28 Apr 2016

Nematodes from the deep

From Our Changing World, 9:20 pm on 28 April 2016

9,000 metres down the Kermadec Trench it is dark, cold and subject to bone-crushing pressure – but scientists have discovered that the ocean floor is teeming with life.

Tiny worm curved into a ball with spines around the otuside

This tiny nematode worm from deep in the Kermadec Trench is a male Greeffiella. Photo: Daniel Leduc / NIWA

Some of the deepest parts of the world’s oceans lie just to the north-east of New Zealand. The bottom of the Kermadec Trench is more than 9,000 metres below sea level, while the neighbouring Tonga Trench plunges to more than 10,000 metres and is the second deepest place on earth.

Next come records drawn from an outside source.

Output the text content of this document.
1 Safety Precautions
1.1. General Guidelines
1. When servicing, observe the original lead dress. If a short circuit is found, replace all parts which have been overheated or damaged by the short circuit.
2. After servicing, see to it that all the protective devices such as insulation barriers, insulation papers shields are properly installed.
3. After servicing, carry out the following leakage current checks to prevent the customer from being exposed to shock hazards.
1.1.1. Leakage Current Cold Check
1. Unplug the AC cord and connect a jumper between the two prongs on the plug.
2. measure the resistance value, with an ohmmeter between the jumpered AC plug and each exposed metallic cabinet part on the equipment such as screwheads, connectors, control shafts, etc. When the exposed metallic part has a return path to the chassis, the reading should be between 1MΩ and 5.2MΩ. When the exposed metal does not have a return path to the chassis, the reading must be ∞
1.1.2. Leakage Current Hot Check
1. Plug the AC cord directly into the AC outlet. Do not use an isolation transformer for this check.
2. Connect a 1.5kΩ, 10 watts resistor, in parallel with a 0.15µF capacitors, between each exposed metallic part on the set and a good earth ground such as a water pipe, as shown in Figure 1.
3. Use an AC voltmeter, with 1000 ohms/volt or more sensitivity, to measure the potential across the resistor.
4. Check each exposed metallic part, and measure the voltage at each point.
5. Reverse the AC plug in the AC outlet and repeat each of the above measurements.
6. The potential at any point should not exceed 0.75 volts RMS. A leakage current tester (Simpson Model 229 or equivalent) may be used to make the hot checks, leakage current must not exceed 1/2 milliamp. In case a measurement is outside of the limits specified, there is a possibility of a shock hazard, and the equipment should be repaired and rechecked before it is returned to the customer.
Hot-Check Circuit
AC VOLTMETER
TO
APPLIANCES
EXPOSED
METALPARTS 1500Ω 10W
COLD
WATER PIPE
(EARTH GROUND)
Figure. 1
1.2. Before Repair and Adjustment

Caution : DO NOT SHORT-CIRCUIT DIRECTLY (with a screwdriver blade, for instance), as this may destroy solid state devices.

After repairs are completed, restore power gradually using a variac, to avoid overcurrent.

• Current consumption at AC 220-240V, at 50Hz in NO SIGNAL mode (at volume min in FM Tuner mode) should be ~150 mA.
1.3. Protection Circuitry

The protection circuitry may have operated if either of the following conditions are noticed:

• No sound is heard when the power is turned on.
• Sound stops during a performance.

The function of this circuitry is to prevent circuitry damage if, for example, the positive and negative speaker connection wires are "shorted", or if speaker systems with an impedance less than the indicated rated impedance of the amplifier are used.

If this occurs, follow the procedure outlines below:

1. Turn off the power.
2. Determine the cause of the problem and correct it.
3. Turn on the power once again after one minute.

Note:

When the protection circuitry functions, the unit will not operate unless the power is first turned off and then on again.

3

NIWA scientist Daniel Leduc tells Alison Ballance that he has discovered over 100 species of tiny nematode worms, as well as surprising amounts of pine pollen, living in sediment there.

A thin worm

A female nematode worm from deep in the Kermadec Trench (Manganonema rowdeni). Photo: Daniel Leduc / NIWA

Daniel’s area of interest is nematodes – very small worms – that live in soil and in ocean sediments.

On his return Daniel had four sediment samples to sort through, collected at depths of 4,000 to 9,000 metres. He also had some sediment collected from more than 10,000 metres depth on the Tonga Trench, which carries on from the Kermadec Trench.

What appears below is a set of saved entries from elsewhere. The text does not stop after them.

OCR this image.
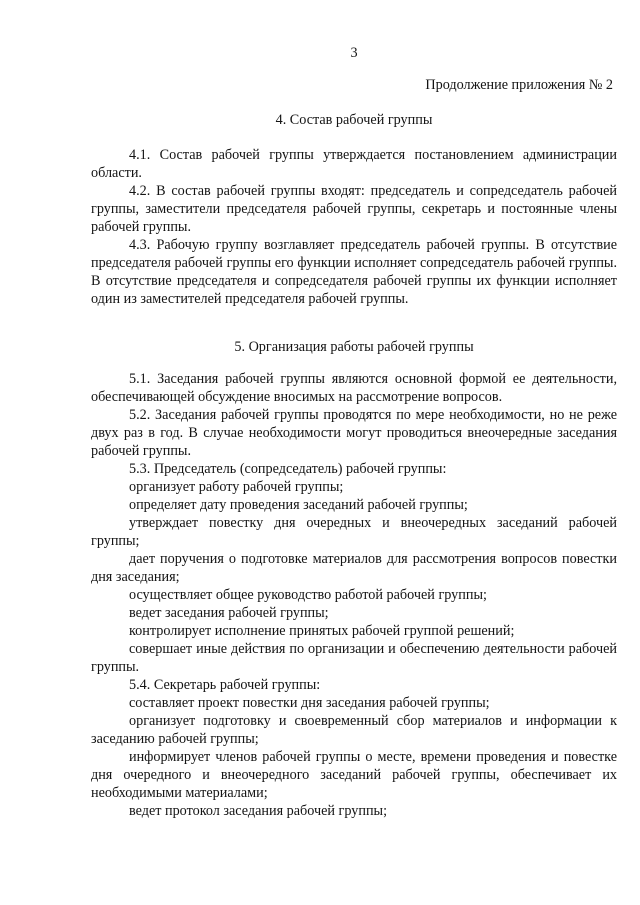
3
Продолжение приложения № 2
4. Состав рабочей группы

4.1. Состав рабочей группы утверждается постановлением администрации области.

4.2. В состав рабочей группы входят: председатель и сопредседатель рабочей группы, заместители председателя рабочей группы, секретарь и постоянные члены рабочей группы.

4.3. Рабочую группу возглавляет председатель рабочей группы. В отсутствие председателя рабочей группы его функции исполняет сопредседатель рабочей группы. В отсутствие председателя и сопредседателя рабочей группы их функции исполняет один из заместителей председателя рабочей группы.

5. Организация работы рабочей группы

5.1. Заседания рабочей группы являются основной формой ее деятельности, обеспечивающей обсуждение вносимых на рассмотрение вопросов.

5.2. Заседания рабочей группы проводятся по мере необходимости, но не реже двух раз в год. В случае необходимости могут проводиться внеочередные заседания рабочей группы.

5.3. Председатель (сопредседатель) рабочей группы:

организует работу рабочей группы;

определяет дату проведения заседаний рабочей группы;

утверждает повестку дня очередных и внеочередных заседаний рабочей группы;

дает поручения о подготовке материалов для рассмотрения вопросов повестки дня заседания;

осуществляет общее руководство работой рабочей группы;

ведет заседания рабочей группы;

контролирует исполнение принятых рабочей группой решений;

совершает иные действия по организации и обеспечению деятельности рабочей группы.

5.4. Секретарь рабочей группы:

составляет проект повестки дня заседания рабочей группы;

организует подготовку и своевременный сбор материалов и информации к заседанию рабочей группы;

информирует членов рабочей группы о месте, времени проведения и повестке дня очередного и внеочередного заседаний рабочей группы, обеспечивает их необходимыми материалами;

ведет протокол заседания рабочей группы;
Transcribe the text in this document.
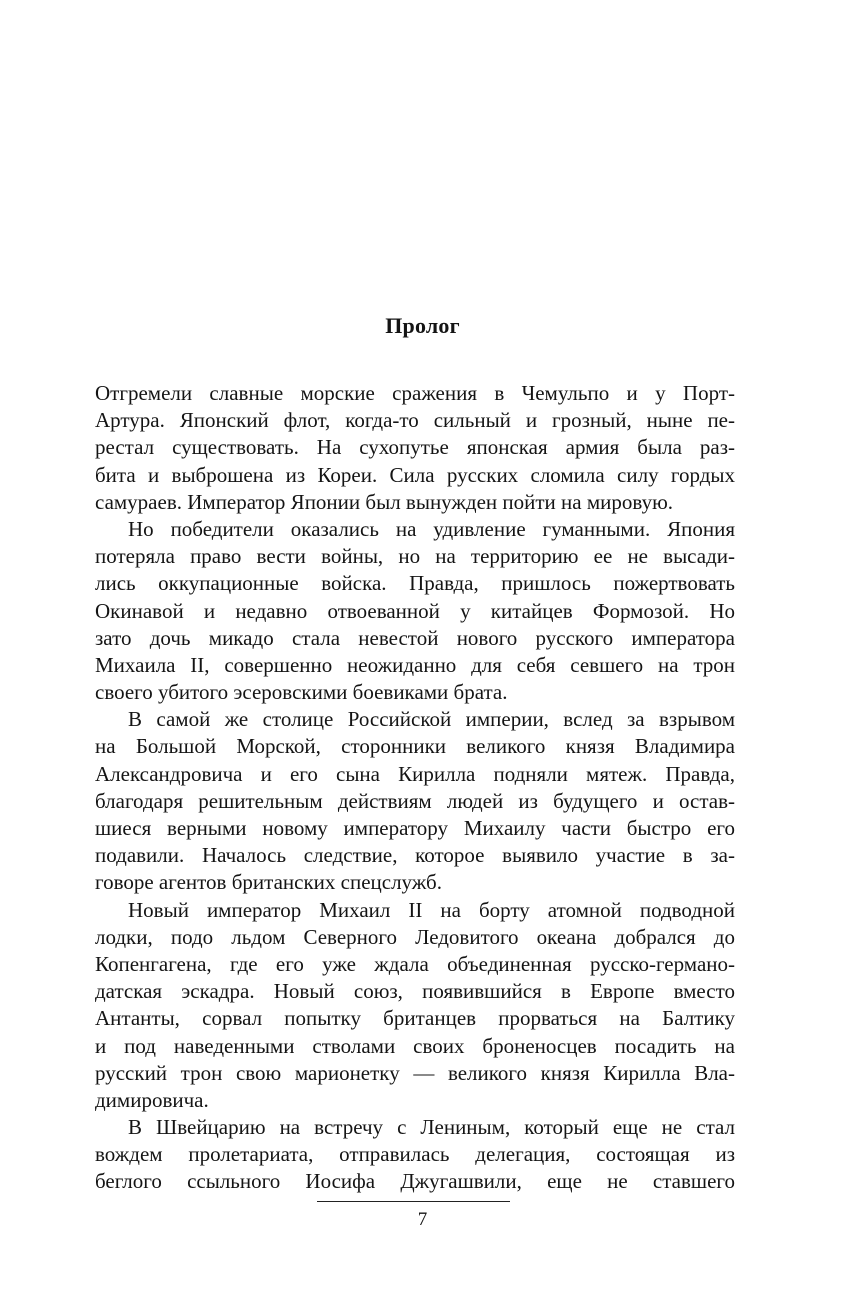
Пролог
Отгремели славные морские сражения в Чемульпо и у Порт-
Артура. Японский флот, когда-то сильный и грозный, ныне пе-
рестал существовать. На сухопутье японская армия была раз-
бита и выброшена из Кореи. Сила русских сломила силу гордых
самураев. Император Японии был вынужден пойти на мировую.
Но победители оказались на удивление гуманными. Япония
потеряла право вести войны, но на территорию ее не высади-
лись оккупационные войска. Правда, пришлось пожертвовать
Окинавой и недавно отвоеванной у китайцев Формозой. Но
зато дочь микадо стала невестой нового русского императора
Михаила II, совершенно неожиданно для себя севшего на трон
своего убитого эсеровскими боевиками брата.
В самой же столице Российской империи, вслед за взрывом
на Большой Морской, сторонники великого князя Владимира
Александровича и его сына Кирилла подняли мятеж. Правда,
благодаря решительным действиям людей из будущего и остав-
шиеся верными новому императору Михаилу части быстро его
подавили. Началось следствие, которое выявило участие в за-
говоре агентов британских спецслужб.
Новый император Михаил II на борту атомной подводной
лодки, подо льдом Северного Ледовитого океана добрался до
Копенгагена, где его уже ждала объединенная русско-германо-
датская эскадра. Новый союз, появившийся в Европе вместо
Антанты, сорвал попытку британцев прорваться на Балтику
и под наведенными стволами своих броненосцев посадить на
русский трон свою марионетку — великого князя Кирилла Вла-
димировича.
В Швейцарию на встречу с Лениным, который еще не стал
вождем пролетариата, отправилась делегация, состоящая из
беглого ссыльного Иосифа Джугашвили, еще не ставшего
7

A black and white photo of a tube-like animal covered in large scales

A scanning electron microscope photo of a tiny nematode worm called Desmoscolex Photo: Daniel Leduc / NIWA

“Because it takes a long time to put a name to all the species, and most of the species down there will be new to science, I just looked at what we call morphological species, and basically I was able to find over a hundred species [of nematodes]” - NIWA scientist Daniel Leduc.

And it wasn’t just the number of species that impressed him – the abundance of nematodes was also unexpectedly high, especially at depths of 7,000 to 8,000 metres. Daniel says there were several hundred thousand individual nematodes per square metre, which he says is comparable to densities in Wellington harbour sediments. He says this is “quite respectable for such a deep environment”.

Daniel says the density of nematodes was probably greater at 7,000 - 8,000 metres than it was at 6,000 or 9,000 metres, because of the shape of the trench. The trench acts as a funnel, concentrating organic matter drifting down from the sea surface, and also, in some cases, from land.

The most intriguing and common bits of land-based organic material were grains of pine pollen that Daniel says come from Pinus radiata. Pine pollen is light and able to float and drift long distances.

Curiously, Daniel even found a gromiid, a simple one-celled organism, that had consumed a grain of pine pollen.

Daniel says the gromiid came from the bottom of Horizon Deep, in the Tonga Trench, at a depth of more than 10,000 metres, and more than 3,000 kilometres from New Zealand, the probable source of the pollen.

A sac of sediment and a pine pollen grain

This one-celled organism was living in sediment at the bottom of Horizon Deep in the Tonga Trench, the second deepest place on earth. It is called a gromiid, and its 'gut' is full of sediments - and a pine pollen grain. Photo: Daniel Leduc / NIWA

“It was quite striking when I saw this, as it meant the Pinus radiata pollen had been blown by wind all the way from the central North Island and travelled with the currents all the way down into the trench to finally be eaten by one of these little gromiids.”

Daniel presented his findings at the second Kermadec science symposium in Wellington in early April. He has been on Our Changing World previously, talking about the discovery of a new nematode species in Wellington Harbour.